The Bernoulli distribution is a special case of the binomial distribution where n=1. It models a single trial of a binary experiment, while the binomial distribution models a series of independent, identical trials with a fixed probability of success.

## Consider a dataset with a mean of 50 and a standard deviation of 10. If we assume that the dataset is normally distributed, what is the probability that a randomly selected observation will be greater than 60? Use the appropriate formula and show your calculations.

## Explain uniform Distribution with an example.

The uniform distribution is a probability distribution that models the probability of a continuous random variable taking on any value within a specific range, where each value within that range is equally likely to occur. This means that the probability density function (PDF) of the uniform distribution is constant within the range and zero outside the range.

The PDF of the uniform distribution is given by:

f(x) = 1 / (b - a) if a <= x <= b

f(x) = 0 otherwise

where a and b are the lower and upper bounds of the range.

__Example:__ The time it takes for a traffic light to turn green. If we assume that the time it takes for the traffic light to turn green is equally likely to be any value between 10 and 20 seconds, we can model this situation using the uniform distribution with a = 10 and b = 20.

## What is the z score? State the importance of the z score.

A z-score, also known as a standard score, is a measure of how many standard deviations a data point is from the mean of its distribution.

The formula for calculating the z-score for a data point x in a distribution with mean μ and standard deviation σ is:

z = (x - μ) / σ

The importance of the z-score lies in its ability to standardize data and make it easier to interpret and compare. By converting data to z-scores, we can easily identify extreme values, calculate probabilities, and compare different datasets. Additionally, the z-score is used in hypothesis testing and statistical inference, as it allows us to calculate the probability of obtaining a particular value or set of values given the distribution of the data.

## What is Central Limit Theorem? State the significance of the Central Limit Theorem.

Central limit theorem says that the sampling distributed of the mean will always be normally distributed, regardless of the populaton has a normal, poisson, binomial or any distribution.

As the sample size increases, the distribution of the sample mean approaches a normal distribution with

* mean  = μ and
* standard deviation =  σ/sqrt(n), 

where μ is the population mean, σ is the population standard deviation, and n is the sample size.

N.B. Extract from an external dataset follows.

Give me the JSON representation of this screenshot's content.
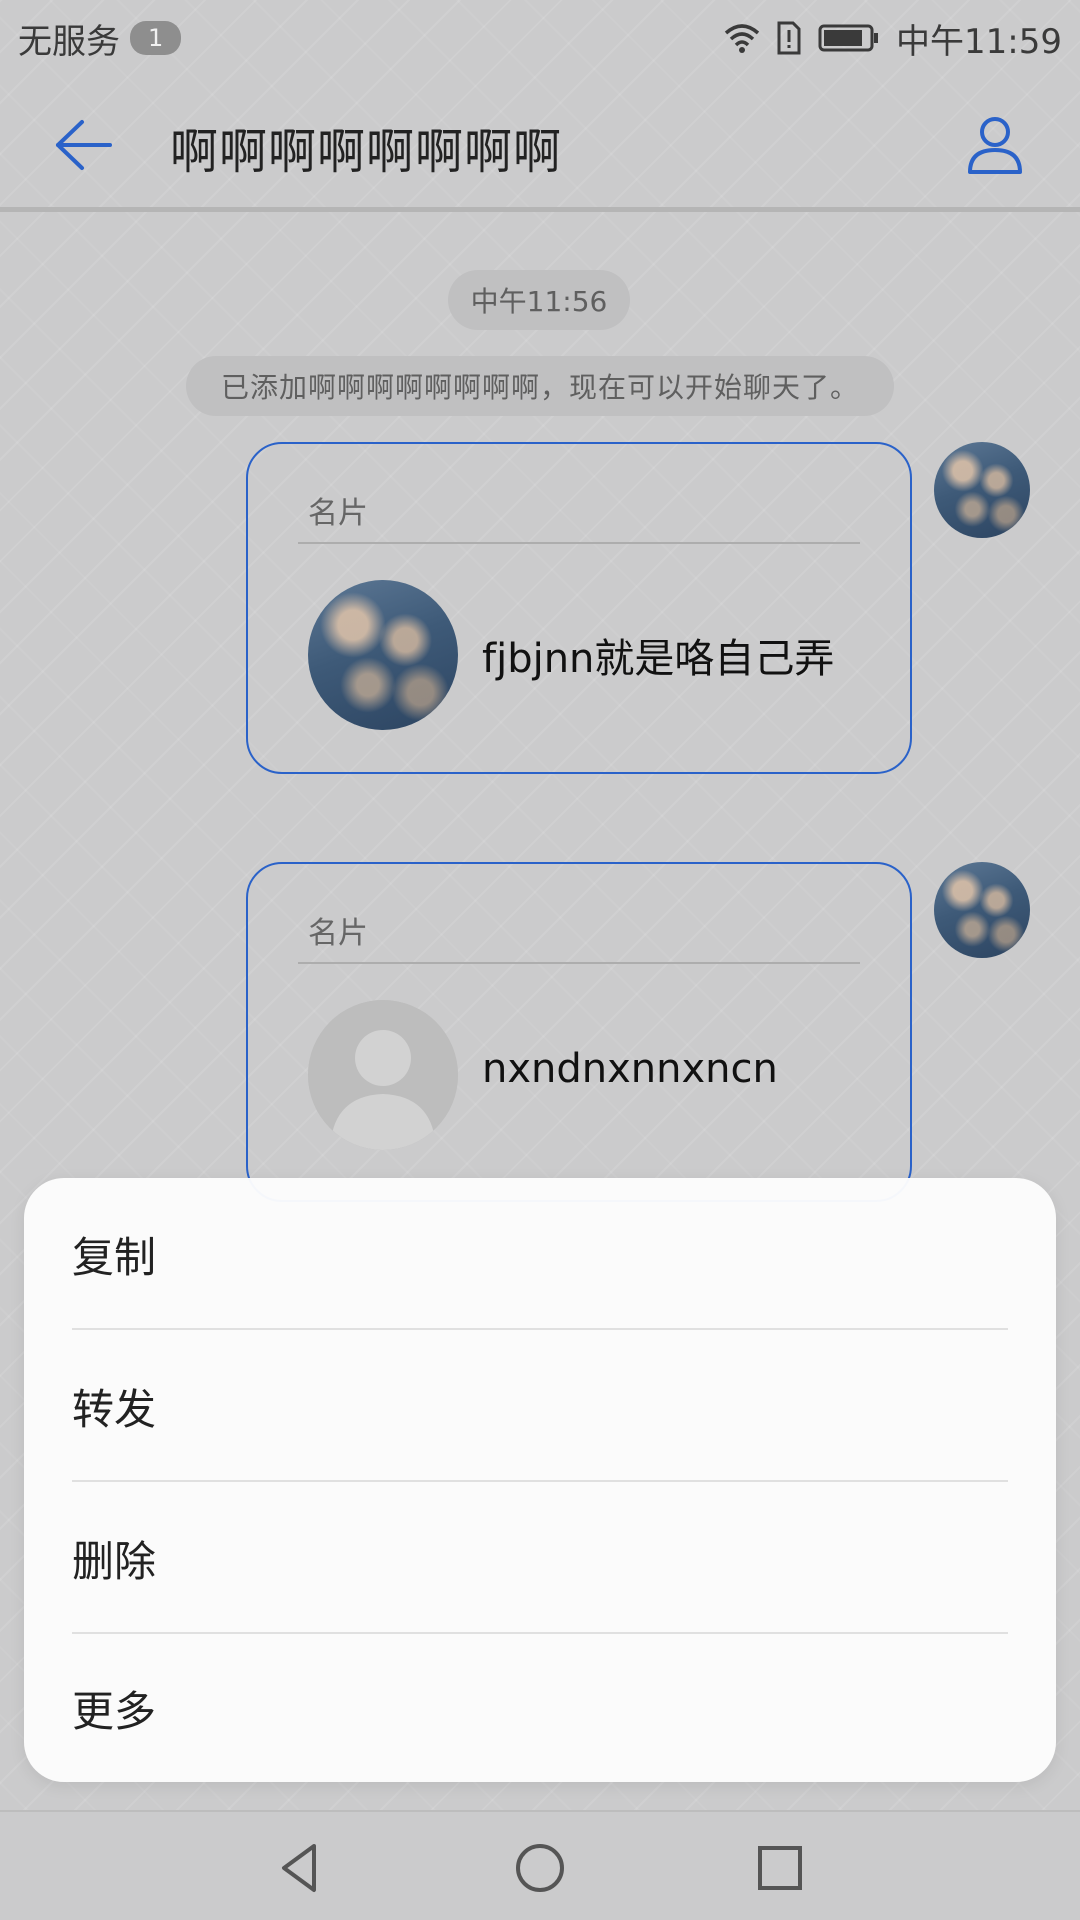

The significance of the Central Limit Theorem is that it provides a powerful tool for statistical inference and hypothesis testing. It allows us to use the normal distribution to make inferences about a population, even when the population distribution is not known. This is because the CLT implies that the sample mean will be normally distributed even if the underlying population distribution is not normal, provided that the sample size is sufficiently large. The CLT is used extensively in hypothesis testing, confidence interval estimation, and parameter estimation.


## State the assumptions of the Central Limit Theorem.

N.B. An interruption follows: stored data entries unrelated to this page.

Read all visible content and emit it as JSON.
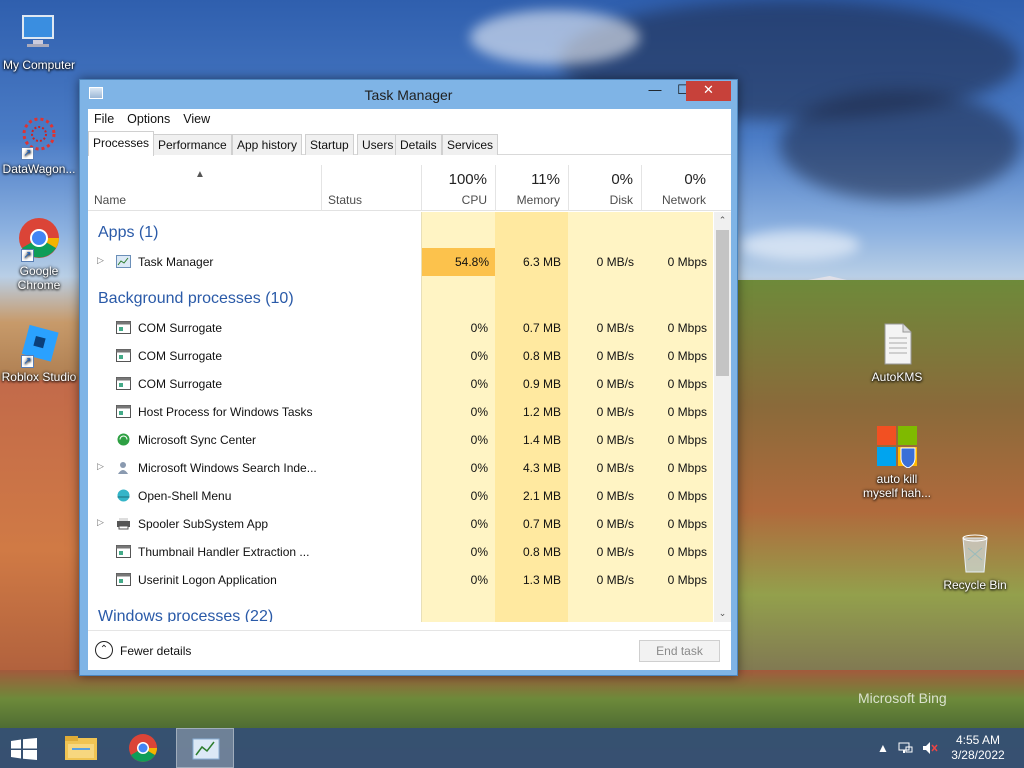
{
  "desktop": {
    "icons": [
      {
        "label": "My Computer"
      },
      {
        "label": "DataWagon..."
      },
      {
        "label": "Google Chrome"
      },
      {
        "label": "Roblox Studio"
      },
      {
        "label": "AutoKMS"
      },
      {
        "label": "auto kill myself hah..."
      },
      {
        "label": "Recycle Bin"
      }
    ],
    "watermark": "Microsoft Bing"
  },
  "window": {
    "title": "Task Manager",
    "controls": {
      "minimize": "—",
      "maximize": "☐",
      "close": "✕"
    },
    "menu": [
      "File",
      "Options",
      "View"
    ],
    "tabs": [
      "Processes",
      "Performance",
      "App history",
      "Startup",
      "Users",
      "Details",
      "Services"
    ],
    "active_tab": "Processes"
  },
  "columns": {
    "name": {
      "label": "Name"
    },
    "status": {
      "label": "Status"
    },
    "cpu": {
      "pct": "100%",
      "label": "CPU"
    },
    "memory": {
      "pct": "11%",
      "label": "Memory"
    },
    "disk": {
      "pct": "0%",
      "label": "Disk"
    },
    "network": {
      "pct": "0%",
      "label": "Network"
    }
  },
  "groups": {
    "apps": "Apps (1)",
    "background": "Background processes (10)",
    "windows": "Windows processes (22)"
  },
  "processes": {
    "apps": [
      {
        "name": "Task Manager",
        "cpu": "54.8%",
        "memory": "6.3 MB",
        "disk": "0 MB/s",
        "network": "0 Mbps",
        "expandable": true
      }
    ],
    "background": [
      {
        "name": "COM Surrogate",
        "cpu": "0%",
        "memory": "0.7 MB",
        "disk": "0 MB/s",
        "network": "0 Mbps"
      },
      {
        "name": "COM Surrogate",
        "cpu": "0%",
        "memory": "0.8 MB",
        "disk": "0 MB/s",
        "network": "0 Mbps"
      },
      {
        "name": "COM Surrogate",
        "cpu": "0%",
        "memory": "0.9 MB",
        "disk": "0 MB/s",
        "network": "0 Mbps"
      },
      {
        "name": "Host Process for Windows Tasks",
        "cpu": "0%",
        "memory": "1.2 MB",
        "disk": "0 MB/s",
        "network": "0 Mbps"
      },
      {
        "name": "Microsoft Sync Center",
        "cpu": "0%",
        "memory": "1.4 MB",
        "disk": "0 MB/s",
        "network": "0 Mbps"
      },
      {
        "name": "Microsoft Windows Search Inde...",
        "cpu": "0%",
        "memory": "4.3 MB",
        "disk": "0 MB/s",
        "network": "0 Mbps"
      },
      {
        "name": "Open-Shell Menu",
        "cpu": "0%",
        "memory": "2.1 MB",
        "disk": "0 MB/s",
        "network": "0 Mbps"
      },
      {
        "name": "Spooler SubSystem App",
        "cpu": "0%",
        "memory": "0.7 MB",
        "disk": "0 MB/s",
        "network": "0 Mbps"
      },
      {
        "name": "Thumbnail Handler Extraction ...",
        "cpu": "0%",
        "memory": "0.8 MB",
        "disk": "0 MB/s",
        "network": "0 Mbps"
      },
      {
        "name": "Userinit Logon Application",
        "cpu": "0%",
        "memory": "1.3 MB",
        "disk": "0 MB/s",
        "network": "0 Mbps"
      }
    ]
  },
  "footer": {
    "fewer_details": "Fewer details",
    "end_task": "End task"
  },
  "taskbar": {
    "time": "4:55 AM",
    "date": "3/28/2022"
  },
  "colors": {
    "heat_light": "#fff4c4",
    "heat_mid": "#ffe9a0",
    "heat_hot": "#fcc24c",
    "group_blue": "#2a5aa8",
    "titlebar": "#7fb4e6"
  }
}
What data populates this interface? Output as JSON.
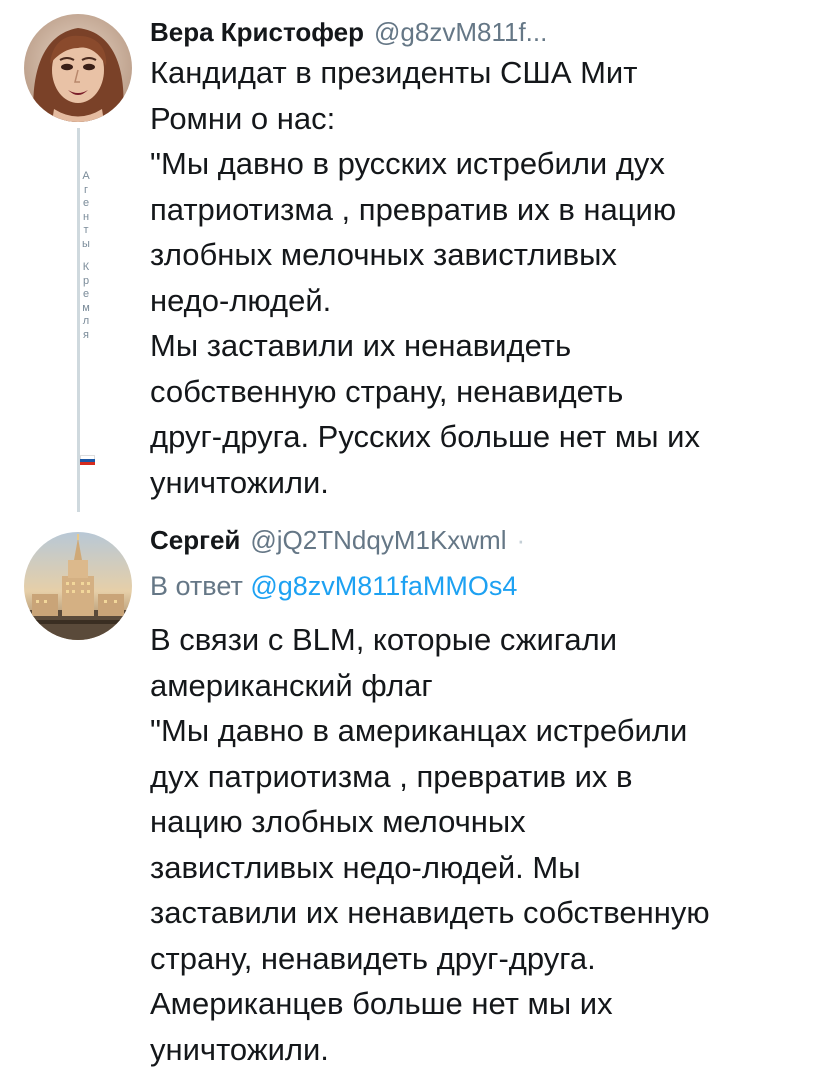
{
  "tweets": [
    {
      "name": "Вера Кристофер",
      "handle": "@g8zvM811f...",
      "text": "Кандидат в президенты США Мит\nРомни о нас:\n\"Мы давно в русских истребили дух\nпатриотизма , превратив их в нацию\nзлобных мелочных завистливых\nнедо-людей.\nМы заставили их ненавидеть\nсобственную страну, ненавидеть\nдруг-друга. Русских больше нет мы их\nуничтожили.",
      "avatar_icon": "woman-portrait-avatar",
      "side_text": [
        "А",
        "г",
        "е",
        "н",
        "т",
        "ы",
        "",
        "К",
        "р",
        "е",
        "м",
        "л",
        "я"
      ]
    },
    {
      "name": "Сергей",
      "handle": "@jQ2TNdqyM1Kxwml",
      "separator": "·",
      "reply_prefix": "В ответ",
      "reply_mention": "@g8zvM811faMMOs4",
      "text": "В связи с BLM, которые сжигали\nамериканский флаг\n\"Мы давно в американцах истребили\nдух патриотизма , превратив их в\nнацию злобных мелочных\nзавистливых недо-людей. Мы\nзаставили их ненавидеть собственную\nстрану, ненавидеть друг-друга.\nАмериканцев больше нет мы их\nуничтожили.",
      "avatar_icon": "moscow-university-avatar"
    }
  ],
  "colors": {
    "text": "#14171a",
    "secondary": "#657786",
    "link": "#1da1f2",
    "thread_line": "#cfd9de"
  }
}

The Central Limit Theorem (CLT) is based on some important assumptions that must be satisfied for the theorem to hold. These assumptions are:

Independence: The sample observations must be independent of each other.

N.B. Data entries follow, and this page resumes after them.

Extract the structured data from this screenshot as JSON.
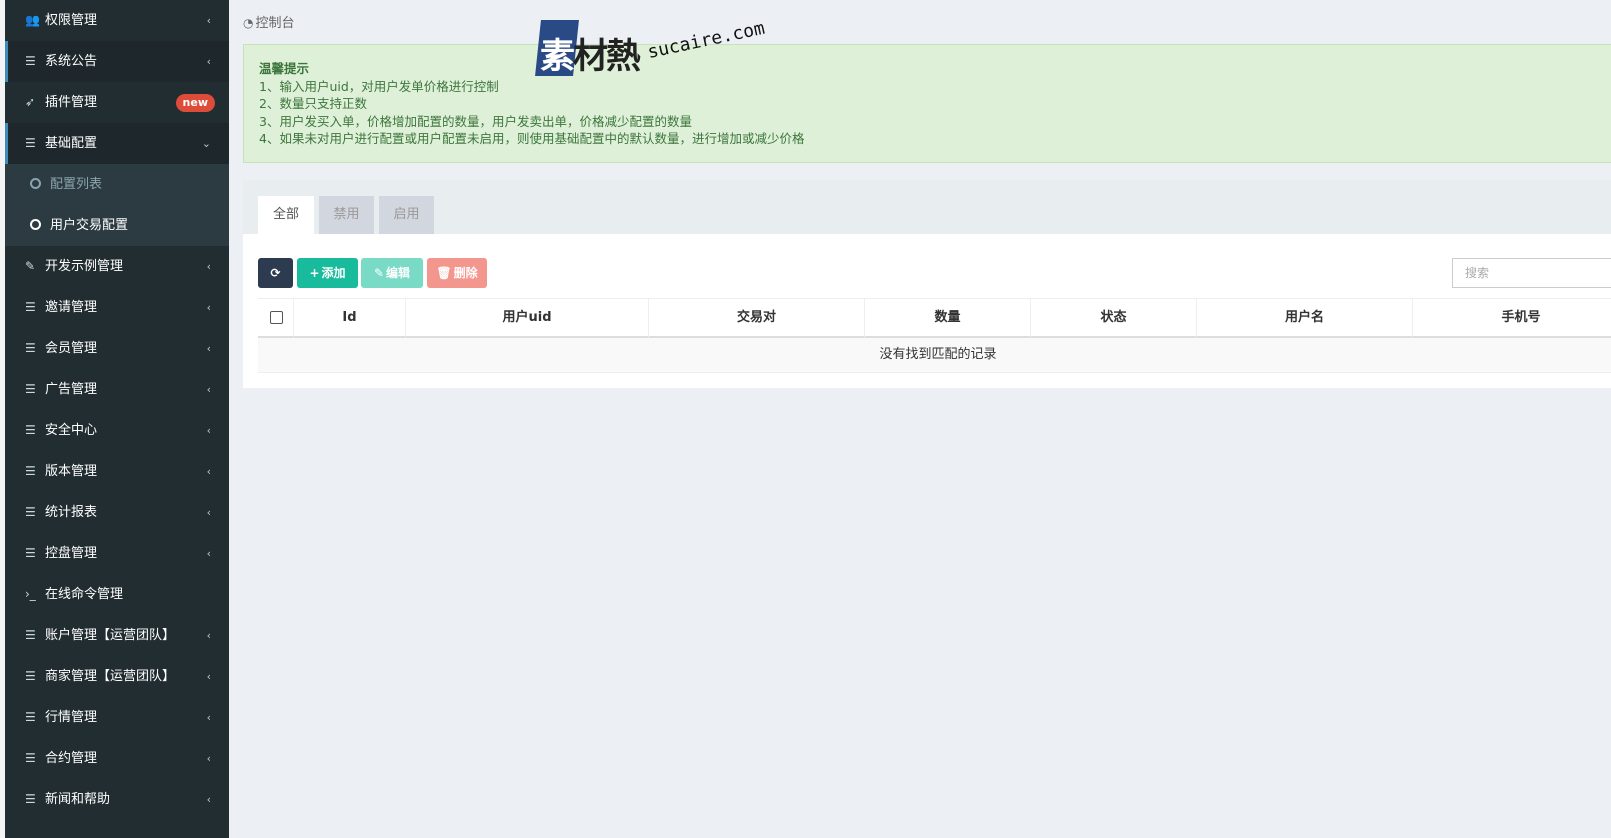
{
  "sidebar": {
    "items": [
      {
        "icon": "users-icon",
        "glyph": "👥",
        "label": "权限管理",
        "arrow": "‹"
      },
      {
        "icon": "list-icon",
        "glyph": "☰",
        "label": "系统公告",
        "arrow": "‹"
      },
      {
        "icon": "rocket-icon",
        "glyph": "➶",
        "label": "插件管理",
        "badge": "new"
      },
      {
        "icon": "list-icon",
        "glyph": "☰",
        "label": "基础配置",
        "arrow": "⌄"
      },
      {
        "label": "配置列表"
      },
      {
        "label": "用户交易配置"
      },
      {
        "icon": "magic-icon",
        "glyph": "✎",
        "label": "开发示例管理",
        "arrow": "‹"
      },
      {
        "icon": "list-icon",
        "glyph": "☰",
        "label": "邀请管理",
        "arrow": "‹"
      },
      {
        "icon": "list-icon",
        "glyph": "☰",
        "label": "会员管理",
        "arrow": "‹"
      },
      {
        "icon": "list-icon",
        "glyph": "☰",
        "label": "广告管理",
        "arrow": "‹"
      },
      {
        "icon": "list-icon",
        "glyph": "☰",
        "label": "安全中心",
        "arrow": "‹"
      },
      {
        "icon": "list-icon",
        "glyph": "☰",
        "label": "版本管理",
        "arrow": "‹"
      },
      {
        "icon": "list-icon",
        "glyph": "☰",
        "label": "统计报表",
        "arrow": "‹"
      },
      {
        "icon": "list-icon",
        "glyph": "☰",
        "label": "控盘管理",
        "arrow": "‹"
      },
      {
        "icon": "terminal-icon",
        "glyph": "›_",
        "label": "在线命令管理"
      },
      {
        "icon": "list-icon",
        "glyph": "☰",
        "label": "账户管理【运营团队】",
        "arrow": "‹"
      },
      {
        "icon": "list-icon",
        "glyph": "☰",
        "label": "商家管理【运营团队】",
        "arrow": "‹"
      },
      {
        "icon": "list-icon",
        "glyph": "☰",
        "label": "行情管理",
        "arrow": "‹"
      },
      {
        "icon": "list-icon",
        "glyph": "☰",
        "label": "合约管理",
        "arrow": "‹"
      },
      {
        "icon": "list-icon",
        "glyph": "☰",
        "label": "新闻和帮助",
        "arrow": "‹"
      }
    ]
  },
  "breadcrumb": {
    "icon_glyph": "◔",
    "label": "控制台"
  },
  "callout": {
    "title": "温馨提示",
    "lines": [
      "1、输入用户uid，对用户发单价格进行控制",
      "2、数量只支持正数",
      "3、用户发买入单，价格增加配置的数量，用户发卖出单，价格减少配置的数量",
      "4、如果未对用户进行配置或用户配置未启用，则使用基础配置中的默认数量，进行增加或减少价格"
    ]
  },
  "watermark": {
    "brand": "素材熱",
    "brand_first": "素",
    "brand_rest": "材熱",
    "url": "sucaire.com"
  },
  "tabs": [
    "全部",
    "禁用",
    "启用"
  ],
  "toolbar": {
    "refresh_glyph": "⟳",
    "add_glyph": "+",
    "add_label": "添加",
    "edit_glyph": "✎",
    "edit_label": "编辑",
    "delete_glyph": "🗑",
    "delete_label": "删除"
  },
  "search": {
    "placeholder": "搜索"
  },
  "table": {
    "columns": [
      "Id",
      "用户uid",
      "交易对",
      "数量",
      "状态",
      "用户名",
      "手机号"
    ],
    "empty_text": "没有找到匹配的记录"
  },
  "colors": {
    "sidebar_bg": "#222d32",
    "callout_bg": "#dff0d8",
    "callout_text": "#3c763d",
    "btn_add": "#18bc9c",
    "btn_delete": "#f3968d",
    "badge": "#dd4b39"
  }
}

Sample size: The sample size must be sufficiently large. As a general rule, a sample size of 30 or more is considered large enough for the CLT to hold.

Population distribution: The population from which the sample is drawn may have any distribution, but it should have a finite mean and a finite variance.

Random sampling: The sample should be drawn at random from the population, so that every member of the population has an equal chance of being selected.